The Spotlight on Plays events are livestreamed on Stellar and available for a strictly limited amount of time. Season subscriptions and individual ticket information is available on the Broadway’s Best Shows website.
Today’s announcement from producer and series creator Jeffrey Richards included new information about which plays each actor would perform. The line-up, with provided synopses, is:
- THE THANKSGIVING PLAY
Leigh Silverman (Lifespan of a Fact) directs Bobby Cannavale as “Jaxton,” Keanu Reeves as “Caden,” Heidi Schreck as “Logan” and Alia Shawkat as “Alicia.”
Larissa FastHorse’s wickedly funny comedy finds a troupe of terminally “woke” teaching artists scrambling to create a pageant that manages to celebrate both Turkey Day and Native American Heritage Month.
- ANGRY RAUCOUS AND SHAMELESSLY GORGEOUS
Camille A. Brown (Choir Boy) directs Debbie Allen as “Betty,” Phylicia Rashad as “Anna,” Heather Alicia Simms as “Kate” and Alicia Stith as “Pete.”
Pearl Cleage’s comedy is all about aging gracefully and gorgeously. Anna Campbell, now 65, sparked controversy when she bared it all on stage years ago. When a theatre festival asks to re-stage the work with a younger actress in her role, dramatic and comic fireworks ensue.
- WATCH ON THE RHINE
Sarna Lapine (Sunday in the Park With George) directs Ellen Burstyn as “Fanny Farrelly” and Carla Gugino as “Sara Muller.”

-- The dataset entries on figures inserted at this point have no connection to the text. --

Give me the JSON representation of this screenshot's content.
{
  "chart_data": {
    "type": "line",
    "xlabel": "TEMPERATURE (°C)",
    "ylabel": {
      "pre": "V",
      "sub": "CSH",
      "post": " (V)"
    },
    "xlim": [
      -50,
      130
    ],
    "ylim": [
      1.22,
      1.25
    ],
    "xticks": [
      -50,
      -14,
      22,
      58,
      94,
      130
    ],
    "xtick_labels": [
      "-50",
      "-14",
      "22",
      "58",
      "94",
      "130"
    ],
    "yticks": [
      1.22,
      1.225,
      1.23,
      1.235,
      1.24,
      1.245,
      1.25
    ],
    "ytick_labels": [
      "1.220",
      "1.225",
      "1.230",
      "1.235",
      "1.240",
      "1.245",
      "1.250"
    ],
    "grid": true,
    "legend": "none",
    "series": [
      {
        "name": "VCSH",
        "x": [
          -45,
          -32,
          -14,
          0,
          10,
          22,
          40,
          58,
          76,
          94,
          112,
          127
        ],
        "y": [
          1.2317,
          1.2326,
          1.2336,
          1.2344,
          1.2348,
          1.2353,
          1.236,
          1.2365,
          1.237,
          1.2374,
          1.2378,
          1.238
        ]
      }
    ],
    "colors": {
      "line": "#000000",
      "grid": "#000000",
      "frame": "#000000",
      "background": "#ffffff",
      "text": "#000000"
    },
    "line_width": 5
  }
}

Written by Lillian Hellman and set during the rise of Hitler’s Germany, Watch on the Rhine is a play about an American family, suddenly awakened to the danger threatening its liberty. Hellman’s drama won the 1941 New York Drama Critics Circle Award.
- OHIO STATE MURDERS
Kenny Leon (A Soldier’s Play) directs Audra McDonald as “Suzanne Alexander.”
Adrienne Kennedy’s Ohio State Murders is an unusual look at the destructiveness of racism in the U.S. When Suzanne Alexander, a fictional African American writer, returns to Ohio State University to talk about the violence in her writing, a dark mystery unravels.

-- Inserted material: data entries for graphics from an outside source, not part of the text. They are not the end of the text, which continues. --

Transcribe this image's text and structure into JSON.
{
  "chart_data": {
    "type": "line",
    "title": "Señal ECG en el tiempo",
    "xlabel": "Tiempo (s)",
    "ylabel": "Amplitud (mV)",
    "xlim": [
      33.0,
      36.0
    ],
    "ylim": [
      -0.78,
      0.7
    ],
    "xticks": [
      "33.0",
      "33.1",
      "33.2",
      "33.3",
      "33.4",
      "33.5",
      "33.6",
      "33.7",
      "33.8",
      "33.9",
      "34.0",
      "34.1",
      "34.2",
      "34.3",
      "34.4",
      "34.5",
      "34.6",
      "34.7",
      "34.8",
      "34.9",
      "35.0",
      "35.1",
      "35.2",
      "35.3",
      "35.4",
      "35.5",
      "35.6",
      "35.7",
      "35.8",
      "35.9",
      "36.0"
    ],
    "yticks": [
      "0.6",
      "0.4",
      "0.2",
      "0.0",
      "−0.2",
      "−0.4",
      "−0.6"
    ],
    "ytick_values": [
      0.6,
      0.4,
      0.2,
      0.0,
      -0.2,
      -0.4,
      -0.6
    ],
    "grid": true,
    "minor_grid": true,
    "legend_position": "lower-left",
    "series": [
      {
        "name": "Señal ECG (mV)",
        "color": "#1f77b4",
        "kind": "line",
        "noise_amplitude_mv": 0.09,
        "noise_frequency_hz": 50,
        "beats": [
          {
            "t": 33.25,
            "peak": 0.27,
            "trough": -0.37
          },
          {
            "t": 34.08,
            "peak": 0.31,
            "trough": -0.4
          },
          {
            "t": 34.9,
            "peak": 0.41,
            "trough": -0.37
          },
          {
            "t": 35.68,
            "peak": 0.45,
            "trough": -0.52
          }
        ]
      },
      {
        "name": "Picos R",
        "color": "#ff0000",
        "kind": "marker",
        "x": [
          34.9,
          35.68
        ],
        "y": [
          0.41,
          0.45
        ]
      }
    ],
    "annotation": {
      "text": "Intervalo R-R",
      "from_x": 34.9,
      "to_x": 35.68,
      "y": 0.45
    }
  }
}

- DEAR ELIZABETH by Sarah Ruhl
Kate Whoriskey (Ruined) directs Meryl Streep as “Elizabeth” and Kevin Kline as “Robert.”
Based on the compiled letters between poets Robert Lowell and Elizabeth Bishop, Dear Elizabeth maps the relationship of the two poets from first meeting to an abbreviated affair– and the turmoil of their lives in between.
- THE BALTIMORE WALTZ by Paula Vogel
Lileana Blain-Cruz (Marys Seacole) directs Mary-Louise Parker as “Anna.”
A comic and dramatic fantasia based on the love and adventures of a brother and sister, one of whom has a fatal disease. Winner of the 1992 Obie Award for Best New American Play.
- THE SISTERS ROSENSWEIG by Wendy Wasserstein,
Anna D. Shapiro (August: Osage County) directs Kathryn Hahn as “Gorgeous Teitelbaum.”
Three very different sisters reunite after a lengthy separation and discover humanity, respect, and love in this definitive serious comedy about sisterhood.